Dove also draws the characters’ different personalities assiduously in the score, and the cast generally do that justice. Adam Temple-Smith gives a thoughtful, searching account of the schoolboy Itch, while Natasha Agarwal as his sister, Jack, is blither. Eric Greene conveys a calm reassurance as their father, Nicholas, if lacking in tonal variety. Rebecca Bottone embodies a certain solid maternal authority as Jude, the mother; but she stands out in the almost hysterical persona of Greencorps’s boss, Roshanna, where the music’s darting, unpredictable line and stratospheric register holds no fear for her.

Nicholas Garrett eloquently captures Flowerdew’s impatient, scheming nature, in contrast with Victoria Simmonds’s soaring Watkins. As the rather withdrawn, unconventional Cake, James Laing rightly sounds otherworldly and unhampered, affording another compelling contrast with Rob Burt’s rough, boisterous energy for Evert, the mine’s owner, and Kinch, Flowerdew’s accomplice.

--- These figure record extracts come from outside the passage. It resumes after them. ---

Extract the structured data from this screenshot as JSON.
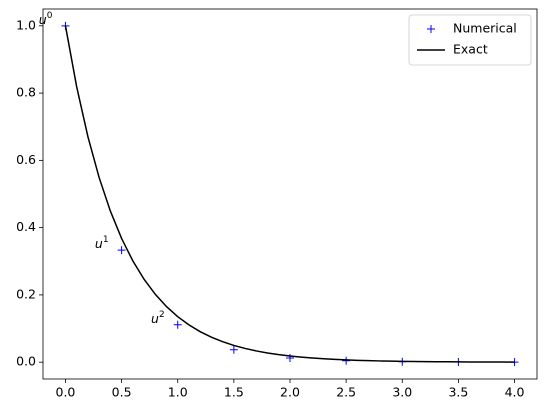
{
  "chart_data": {
    "type": "line",
    "series": [
      {
        "name": "Numerical",
        "color": "#0000ff",
        "marker": "+",
        "line": false,
        "x": [
          0,
          0.5,
          1,
          1.5,
          2,
          2.5,
          3,
          3.5,
          4
        ],
        "values": [
          1,
          0.3333,
          0.1111,
          0.037,
          0.0123,
          0.0041,
          0.0014,
          0.0005,
          0.0002
        ]
      },
      {
        "name": "Exact",
        "color": "#000000",
        "marker": null,
        "line": true,
        "x": [
          0,
          0.1,
          0.2,
          0.3,
          0.4,
          0.5,
          0.6,
          0.7,
          0.8,
          0.9,
          1,
          1.1,
          1.2,
          1.3,
          1.4,
          1.5,
          1.6,
          1.7,
          1.8,
          1.9,
          2,
          2.1,
          2.2,
          2.3,
          2.4,
          2.5,
          2.6,
          2.7,
          2.8,
          2.9,
          3,
          3.1,
          3.2,
          3.3,
          3.4,
          3.5,
          3.6,
          3.7,
          3.8,
          3.9,
          4
        ],
        "values": [
          1,
          0.8187,
          0.6703,
          0.5488,
          0.4493,
          0.3679,
          0.3012,
          0.2466,
          0.2019,
          0.1653,
          0.1353,
          0.1108,
          0.0907,
          0.0743,
          0.0608,
          0.0498,
          0.0408,
          0.0334,
          0.0273,
          0.0224,
          0.0183,
          0.015,
          0.0123,
          0.0101,
          0.0082,
          0.0067,
          0.0055,
          0.0045,
          0.0037,
          0.003,
          0.0025,
          0.002,
          0.0017,
          0.0014,
          0.0011,
          0.0009,
          0.0007,
          0.0006,
          0.0005,
          0.0004,
          0.0003
        ]
      }
    ],
    "annotations": [
      {
        "base": "u",
        "sup": "0"
      },
      {
        "base": "u",
        "sup": "1"
      },
      {
        "base": "u",
        "sup": "2"
      }
    ],
    "xlim": [
      -0.2,
      4.2
    ],
    "xticks": [
      {
        "value": 0,
        "label": "0.0"
      },
      {
        "value": 0.5,
        "label": "0.5"
      },
      {
        "value": 1,
        "label": "1.0"
      },
      {
        "value": 1.5,
        "label": "1.5"
      },
      {
        "value": 2,
        "label": "2.0"
      },
      {
        "value": 2.5,
        "label": "2.5"
      },
      {
        "value": 3,
        "label": "3.0"
      },
      {
        "value": 3.5,
        "label": "3.5"
      },
      {
        "value": 4,
        "label": "4.0"
      }
    ],
    "ylim": [
      -0.05,
      1.05
    ],
    "yticks": [
      {
        "value": 0,
        "label": "0.0"
      },
      {
        "value": 0.2,
        "label": "0.2"
      },
      {
        "value": 0.4,
        "label": "0.4"
      },
      {
        "value": 0.6,
        "label": "0.6"
      },
      {
        "value": 0.8,
        "label": "0.8"
      },
      {
        "value": 1,
        "label": "1.0"
      }
    ],
    "grid": false,
    "legend": "upper right"
  }
}
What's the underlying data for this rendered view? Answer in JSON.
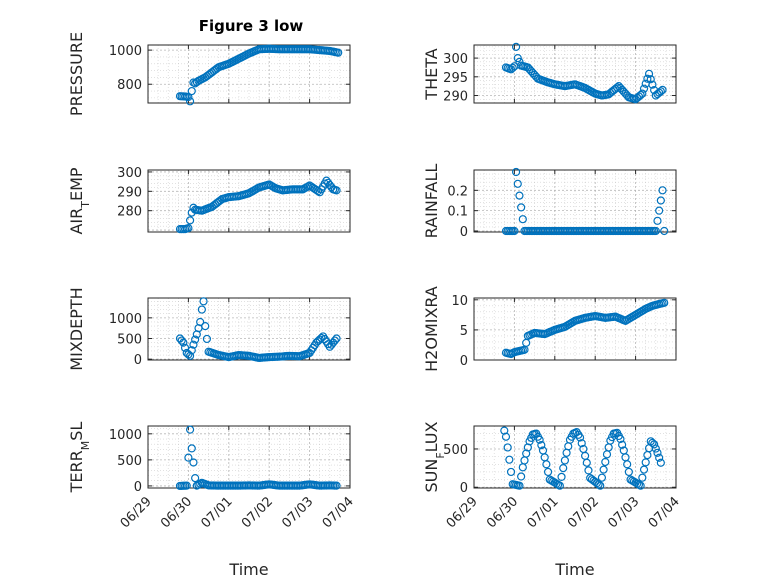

The opera may have its origins in stories for children, but it has just as much to say to adults. It’s an attractive piece – neither obscure nor facile – and doesn’t preach. It should, therefore, become at least as admired and often performed as Dove’s best-known opera to date, Flight – and arguably deserves to be more so, as the drama is tautly drawn and concerns a subject that affects us all, whether we like it or not.